JPMorgan Chase & Co. and the biggest U.S. banks face billions of dollars in legal costs related to their role in the financial crisis, threatening their profits and the stock price gains they made in 2010, analysts said.

JPMorgan Chase reported $5.2 billion of legal costs in the first nine months of last year, compared with a gain of $10 million in the same period a year earlier. The costs would rise if the bank reserves for multibillion-dollar lawsuits by Lehman Brothers Holdings Inc. and the trustee liquidating Bernard L. Madoff's firm.

Bank of America Corp. and Citigroup Inc. are also besieged by lawsuits stemming from the credit crisis, brought by plaintiffs ranging from foreclosed-upon homeowners to institutional investors whose mortgage-backed bonds turned out to be money-losers.

"They're under legal attack," said Richard Bove, an analyst at Rochdale Securities in Lutz, Fla. "They're similar to the asbestos or the tobacco industry, and they're going to be repeatedly sued in the next few years."

JPMorgan Chase's third-quarter net profit of $4.4 billion, up 23% from a year earlier, would have been larger if it had not set aside $1.3 billion of pretax income for lawsuits and $1 billion for mortgage repurchases. Banks have not yet reported their results for the fourth quarter.

Litigation "ain't going away," JPMorgan Chase's chief executive, Jamie Dimon, told analysts on an Oct. 13 conference call. "It's becoming a cost of doing business."

JPMorgan Chase, which used the word "litigation" about 50 times in its latest 10-Q filing with the Securities and Exchange Commission, discloses more about lawsuits' effect on results than Citigroup or Wells Fargo & Co., and has been taking larger reserves than some rivals, according to company filings.

Almost nine pages of JPMorgan Chase's third-quarter 10-Q deal with legal issues. They range from home foreclosure investigations by state officials, to shareholder lawsuits against Bear Stearns Cos., which JPMorgan Chase bought in 2008, to suits from nine different Federal Home Loan banks demanding compensation for mortgage-backed securities.

This year, though, the usual fraud and mismanagement suits are dwarfed by the potential liabilities stemming from the collapse of the housing market. Litigation may force banks to pay back about $134 billion for so-called private-label mortgage loans, said Chris Gamaitoni, a bank analyst at Compass Point Research and Trading LLC in Washington. Such loans are considered riskier than mortgage loans issued by Fannie Mae or Freddie Mac.

B of A reported $1.2 billion in litigation costs for the nine months through Sept. 30, excluding fees to outside law firms. It is suing or being sued in 5,696 legal proceedings in federal court, compared with JPMorgan Chase's 3,757 lawsuits, according to data compiled by Bloomberg News.

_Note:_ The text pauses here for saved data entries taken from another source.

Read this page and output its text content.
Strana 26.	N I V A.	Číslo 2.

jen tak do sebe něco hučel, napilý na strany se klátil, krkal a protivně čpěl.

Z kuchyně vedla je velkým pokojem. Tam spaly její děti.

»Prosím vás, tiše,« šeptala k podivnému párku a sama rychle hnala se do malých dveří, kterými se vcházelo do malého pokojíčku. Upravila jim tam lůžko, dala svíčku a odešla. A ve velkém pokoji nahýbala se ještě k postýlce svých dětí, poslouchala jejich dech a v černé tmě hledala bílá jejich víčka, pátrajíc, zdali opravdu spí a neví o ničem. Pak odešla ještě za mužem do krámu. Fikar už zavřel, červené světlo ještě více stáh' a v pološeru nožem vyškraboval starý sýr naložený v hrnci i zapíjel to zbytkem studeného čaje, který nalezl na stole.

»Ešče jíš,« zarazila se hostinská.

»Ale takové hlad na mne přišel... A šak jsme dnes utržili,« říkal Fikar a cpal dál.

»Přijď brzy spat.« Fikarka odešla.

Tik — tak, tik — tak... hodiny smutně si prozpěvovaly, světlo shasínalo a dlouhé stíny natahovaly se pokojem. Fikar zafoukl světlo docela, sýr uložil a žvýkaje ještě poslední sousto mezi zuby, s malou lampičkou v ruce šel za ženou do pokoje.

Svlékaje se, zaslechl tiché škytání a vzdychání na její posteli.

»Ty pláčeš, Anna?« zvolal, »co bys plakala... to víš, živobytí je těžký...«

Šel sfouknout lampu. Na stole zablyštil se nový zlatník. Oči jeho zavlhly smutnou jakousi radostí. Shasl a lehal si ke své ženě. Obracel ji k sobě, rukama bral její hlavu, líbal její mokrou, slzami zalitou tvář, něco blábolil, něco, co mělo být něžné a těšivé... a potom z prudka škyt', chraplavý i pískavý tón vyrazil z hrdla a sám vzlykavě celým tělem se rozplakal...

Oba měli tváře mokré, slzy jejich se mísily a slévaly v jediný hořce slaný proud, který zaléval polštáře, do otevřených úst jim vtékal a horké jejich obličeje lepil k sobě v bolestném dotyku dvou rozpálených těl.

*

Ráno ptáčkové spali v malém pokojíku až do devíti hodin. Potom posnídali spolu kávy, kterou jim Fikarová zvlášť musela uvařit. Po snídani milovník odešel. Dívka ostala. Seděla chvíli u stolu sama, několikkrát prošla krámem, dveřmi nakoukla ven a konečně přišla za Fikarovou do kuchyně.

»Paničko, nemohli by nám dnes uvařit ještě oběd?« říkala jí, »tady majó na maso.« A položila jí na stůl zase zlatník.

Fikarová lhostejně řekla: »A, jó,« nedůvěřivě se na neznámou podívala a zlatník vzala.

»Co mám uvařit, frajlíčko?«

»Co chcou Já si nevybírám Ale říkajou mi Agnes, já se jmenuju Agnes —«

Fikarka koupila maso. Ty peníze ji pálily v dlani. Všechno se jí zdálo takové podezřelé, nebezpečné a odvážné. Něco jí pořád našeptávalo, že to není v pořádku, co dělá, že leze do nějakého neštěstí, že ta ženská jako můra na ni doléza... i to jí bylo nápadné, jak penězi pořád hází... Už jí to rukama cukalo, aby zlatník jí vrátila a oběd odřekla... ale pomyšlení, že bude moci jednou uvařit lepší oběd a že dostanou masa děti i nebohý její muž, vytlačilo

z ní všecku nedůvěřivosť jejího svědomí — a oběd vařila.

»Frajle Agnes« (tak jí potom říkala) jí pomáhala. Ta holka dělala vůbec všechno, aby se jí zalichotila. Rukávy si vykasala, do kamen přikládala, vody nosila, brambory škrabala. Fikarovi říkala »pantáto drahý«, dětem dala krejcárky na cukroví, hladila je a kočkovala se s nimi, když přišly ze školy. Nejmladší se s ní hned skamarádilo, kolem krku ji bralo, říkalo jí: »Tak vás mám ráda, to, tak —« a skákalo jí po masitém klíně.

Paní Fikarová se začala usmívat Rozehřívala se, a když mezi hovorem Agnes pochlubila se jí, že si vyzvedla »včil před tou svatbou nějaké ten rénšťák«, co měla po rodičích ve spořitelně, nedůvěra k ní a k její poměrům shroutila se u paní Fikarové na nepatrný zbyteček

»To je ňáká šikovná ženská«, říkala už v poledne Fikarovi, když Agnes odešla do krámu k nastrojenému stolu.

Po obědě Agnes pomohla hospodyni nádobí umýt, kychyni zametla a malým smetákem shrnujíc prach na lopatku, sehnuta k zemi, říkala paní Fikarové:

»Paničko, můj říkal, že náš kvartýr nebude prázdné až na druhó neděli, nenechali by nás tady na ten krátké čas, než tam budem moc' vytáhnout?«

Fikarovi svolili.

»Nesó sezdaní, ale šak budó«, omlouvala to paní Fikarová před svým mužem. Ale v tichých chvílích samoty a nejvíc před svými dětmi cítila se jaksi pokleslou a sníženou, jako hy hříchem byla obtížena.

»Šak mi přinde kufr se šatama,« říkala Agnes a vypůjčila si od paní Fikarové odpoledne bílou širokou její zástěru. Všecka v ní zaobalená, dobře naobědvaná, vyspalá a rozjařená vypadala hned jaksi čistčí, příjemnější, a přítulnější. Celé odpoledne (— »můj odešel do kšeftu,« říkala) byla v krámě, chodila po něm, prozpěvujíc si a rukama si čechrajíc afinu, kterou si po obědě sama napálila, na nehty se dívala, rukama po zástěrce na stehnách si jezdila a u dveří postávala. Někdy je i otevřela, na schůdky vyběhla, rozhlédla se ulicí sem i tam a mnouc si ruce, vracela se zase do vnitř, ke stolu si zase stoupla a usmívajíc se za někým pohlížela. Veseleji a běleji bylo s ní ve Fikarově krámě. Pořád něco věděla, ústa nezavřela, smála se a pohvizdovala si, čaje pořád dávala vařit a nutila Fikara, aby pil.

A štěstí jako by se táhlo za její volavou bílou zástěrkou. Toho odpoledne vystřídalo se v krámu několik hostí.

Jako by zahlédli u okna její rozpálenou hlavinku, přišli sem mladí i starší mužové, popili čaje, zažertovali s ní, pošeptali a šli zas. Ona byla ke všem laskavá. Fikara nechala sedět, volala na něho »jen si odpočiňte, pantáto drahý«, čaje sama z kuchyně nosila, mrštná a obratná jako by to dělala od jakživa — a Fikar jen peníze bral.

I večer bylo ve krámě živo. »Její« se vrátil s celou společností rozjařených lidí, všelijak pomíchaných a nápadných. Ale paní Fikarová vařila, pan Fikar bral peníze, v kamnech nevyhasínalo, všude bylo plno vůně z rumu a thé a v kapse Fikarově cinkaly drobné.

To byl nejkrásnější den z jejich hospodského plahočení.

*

Cases for which B of A has already reserved some money may wind up costing the bank $400 million to $1.9 billion more than it has set aside, according to its 10-Q. The bank's nine-month litigation cost of $1.2 billion compared with $477 million a year earlier.

"Our litigation-related expenses are cyclical and are not attributable to a single factor," said B of A spokesman Lawrence Grayson.

Citigroup, now dealing with 1,713 federal court proceedings according to Bloomberg data, tries to settle lawsuits, the bank said in a filing. Shannon Bell, a spokeswoman for Citigroup, declined to comment.